Your dad joked with a friend afterward that he might as well have been watching Inigo Montoya in "The Princess Bride," smiling as he toyed with an opponent. I know something you don't know. I am not left-handed. (I know, I forced you to watch that movie too often. I apologize, but to me, it's like the "Citizen Kane" of romantic comedies.)
In the locker room that night, when LeBron yanked his tired legs from a therapeutic ice bath, I couldn't help but glance down at his feet, specifically his toes. He has the toes of a ballet dancer, and that's not a compliment. They're twisted and bent, tangled and right-angled like the ends of a tree root, the victims of a lifetime spent smashing against the walls of designer sneakers, bearing the brunt of every hard cut, every violent landing, every acceleration through traffic. That's the price to be paid for basketball immortality, I thought. Toes snarled together like a five-car pileup. Maybe people don't appreciate how hard he's worked to get here, to do this his way.

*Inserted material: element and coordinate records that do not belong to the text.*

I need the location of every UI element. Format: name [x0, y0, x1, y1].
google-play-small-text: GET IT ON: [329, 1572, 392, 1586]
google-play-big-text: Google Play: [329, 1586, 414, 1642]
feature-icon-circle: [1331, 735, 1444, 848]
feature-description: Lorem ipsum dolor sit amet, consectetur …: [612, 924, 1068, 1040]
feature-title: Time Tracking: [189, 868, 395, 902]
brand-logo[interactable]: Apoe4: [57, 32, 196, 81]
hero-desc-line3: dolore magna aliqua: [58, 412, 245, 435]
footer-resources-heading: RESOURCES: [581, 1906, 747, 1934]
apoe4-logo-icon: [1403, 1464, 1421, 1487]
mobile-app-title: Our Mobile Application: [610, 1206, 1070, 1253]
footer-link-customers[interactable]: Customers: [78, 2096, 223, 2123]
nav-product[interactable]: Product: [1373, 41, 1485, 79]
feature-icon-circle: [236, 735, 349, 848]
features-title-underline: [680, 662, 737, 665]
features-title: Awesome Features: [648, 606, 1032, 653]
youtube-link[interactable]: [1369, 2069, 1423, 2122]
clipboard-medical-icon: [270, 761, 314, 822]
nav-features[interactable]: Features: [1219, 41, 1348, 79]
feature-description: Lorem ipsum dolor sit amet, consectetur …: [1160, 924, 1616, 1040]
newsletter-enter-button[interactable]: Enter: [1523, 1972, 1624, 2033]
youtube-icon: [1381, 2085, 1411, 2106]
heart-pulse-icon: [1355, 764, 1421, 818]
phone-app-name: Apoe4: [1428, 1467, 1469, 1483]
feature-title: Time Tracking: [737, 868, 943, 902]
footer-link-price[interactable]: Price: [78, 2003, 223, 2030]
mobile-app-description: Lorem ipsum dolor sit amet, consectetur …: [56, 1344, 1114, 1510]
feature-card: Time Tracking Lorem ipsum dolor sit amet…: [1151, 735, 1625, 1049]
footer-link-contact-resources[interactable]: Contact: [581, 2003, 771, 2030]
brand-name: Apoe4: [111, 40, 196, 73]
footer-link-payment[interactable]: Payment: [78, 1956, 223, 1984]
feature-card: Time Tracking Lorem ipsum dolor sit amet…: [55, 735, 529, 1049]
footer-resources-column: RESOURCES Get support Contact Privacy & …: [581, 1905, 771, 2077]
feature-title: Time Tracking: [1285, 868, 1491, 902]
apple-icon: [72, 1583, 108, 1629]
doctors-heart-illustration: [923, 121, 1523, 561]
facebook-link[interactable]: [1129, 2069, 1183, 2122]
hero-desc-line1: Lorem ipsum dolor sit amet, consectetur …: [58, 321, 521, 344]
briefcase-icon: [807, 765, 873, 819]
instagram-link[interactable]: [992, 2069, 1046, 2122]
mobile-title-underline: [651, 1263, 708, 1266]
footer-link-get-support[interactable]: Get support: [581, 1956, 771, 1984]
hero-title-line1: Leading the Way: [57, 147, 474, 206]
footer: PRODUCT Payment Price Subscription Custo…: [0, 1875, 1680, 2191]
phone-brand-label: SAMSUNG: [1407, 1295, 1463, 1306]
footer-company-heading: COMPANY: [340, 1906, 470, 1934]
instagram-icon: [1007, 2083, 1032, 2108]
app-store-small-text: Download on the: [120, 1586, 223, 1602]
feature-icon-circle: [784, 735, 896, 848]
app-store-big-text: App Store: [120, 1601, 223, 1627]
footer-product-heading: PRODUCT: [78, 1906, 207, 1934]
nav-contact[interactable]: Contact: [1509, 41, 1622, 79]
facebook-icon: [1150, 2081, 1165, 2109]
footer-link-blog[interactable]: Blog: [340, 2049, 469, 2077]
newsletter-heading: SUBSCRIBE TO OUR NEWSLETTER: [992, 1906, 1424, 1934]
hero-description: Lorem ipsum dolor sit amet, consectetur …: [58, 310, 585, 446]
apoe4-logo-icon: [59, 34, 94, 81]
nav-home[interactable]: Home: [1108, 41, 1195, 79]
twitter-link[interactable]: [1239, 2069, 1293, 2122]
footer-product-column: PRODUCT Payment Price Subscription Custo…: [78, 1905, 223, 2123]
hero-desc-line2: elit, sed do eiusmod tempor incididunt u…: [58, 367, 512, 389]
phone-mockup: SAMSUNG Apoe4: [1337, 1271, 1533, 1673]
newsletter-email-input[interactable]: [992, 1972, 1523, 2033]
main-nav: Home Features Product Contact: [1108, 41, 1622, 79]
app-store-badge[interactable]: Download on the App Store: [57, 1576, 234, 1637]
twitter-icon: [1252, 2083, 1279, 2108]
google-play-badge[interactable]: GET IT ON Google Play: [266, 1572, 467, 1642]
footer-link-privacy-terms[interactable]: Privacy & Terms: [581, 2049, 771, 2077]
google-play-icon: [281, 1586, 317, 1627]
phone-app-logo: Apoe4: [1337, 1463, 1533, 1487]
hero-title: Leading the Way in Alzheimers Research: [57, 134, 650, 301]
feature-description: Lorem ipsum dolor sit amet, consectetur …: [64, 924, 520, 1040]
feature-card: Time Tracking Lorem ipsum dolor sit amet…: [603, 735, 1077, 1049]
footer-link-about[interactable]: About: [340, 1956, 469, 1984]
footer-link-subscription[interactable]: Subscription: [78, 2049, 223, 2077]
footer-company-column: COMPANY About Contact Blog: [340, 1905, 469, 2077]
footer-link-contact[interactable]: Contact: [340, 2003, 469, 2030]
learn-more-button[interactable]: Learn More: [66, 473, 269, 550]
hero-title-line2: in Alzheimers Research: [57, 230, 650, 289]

When he finished off the Pacers, I was filled with so much wonder. I decided I couldn't wait to see him in the NBA Finals again. I planned to sit you both in my lap and make you watch one of the games -- even if they didn't tip off until after your bedtime -- just so your dad could one day tell you that you'd seen a little slice of history.
But now we're in the middle of the NBA Finals, and suddenly I'm full of doubt. I've become the concern troll I warned you about. We've reached that point in the season where every moment is cast as a referendum on LeBron's status as one of the all-time greats, and right now, even though I believe people are overreacting a bit, I have to agree, it's not going well.
I find myself wishing LeBron has just a little more Jordan in him, which is a hard thing to confess.
The Spurs -- a beautiful basketball team in their own right, stocked with unselfish, intelligent players -- are picking LeBron apart with poetic precision, and he once again looks lost. His stats are OK, but he's clearly not the player he was even a week ago. It's like watching Eric Clapton suddenly forget how to play the guitar, or Adele lose her voice. (You know who those two musicians are, right? Don't make me feel old.)
Even Magic, who has often defended LeBron's pass-first mentality, was incredulous after he watched LeBron flounder around in Game 3 and look for everyone else's shot first, scoring just 15 points as the Spurs won 113-77.
"I was very disappointed in LeBron James, and this is probably the first time I've said that," Magic said. "He was so passive. You cannot rely on the other guys when you're the superstar and the best player in the league. Especially on the road. You have got to set the tone for everybody else. You take 30 or 40 shots if you have to, and you try and win this game. If he doesn't step up, this series is going to be over."
Is he once again feeling overwhelmed by the burdens of greatness? Is that really what happened in Cleveland all those years ago? It used to drive me crazy when people would suggest it reflected poorly on LeBron's character when he drove the lane and zipped the ball to Chris Bosh (he's another Heat star, sort of) for a wide-open 3-pointer. Now I find myself thinking: Should he have a little less faith in the teammates he says he loves?
I hope by the time you read this, you've learned not to twist yourself into a pretzel trying to "explain" the ever-changing narrative surrounding a professional athlete. Much of it is nonsense. LeBron James is one of the best basketball players anyone has ever seen, but he's human, and he had a bad game. Maybe it's as simple as that. I hope you embrace sports as entertainment as something beautiful and unexplainable, but you don't seek to justify your worldview in the career arc of a NBA basketball player.
It's too late for your dear old dad, of course. I'm exhausted by my inability to figure this guy out.
But I doubt I'll ever stop trying.
P.S. Actually, if you're reading this in like 2025, and I'm still trying to figure out why big moments turn LeBron into a shrinking violet, tell Mom it's time for me to take up wood carving or Sudoku or something less mentally taxing.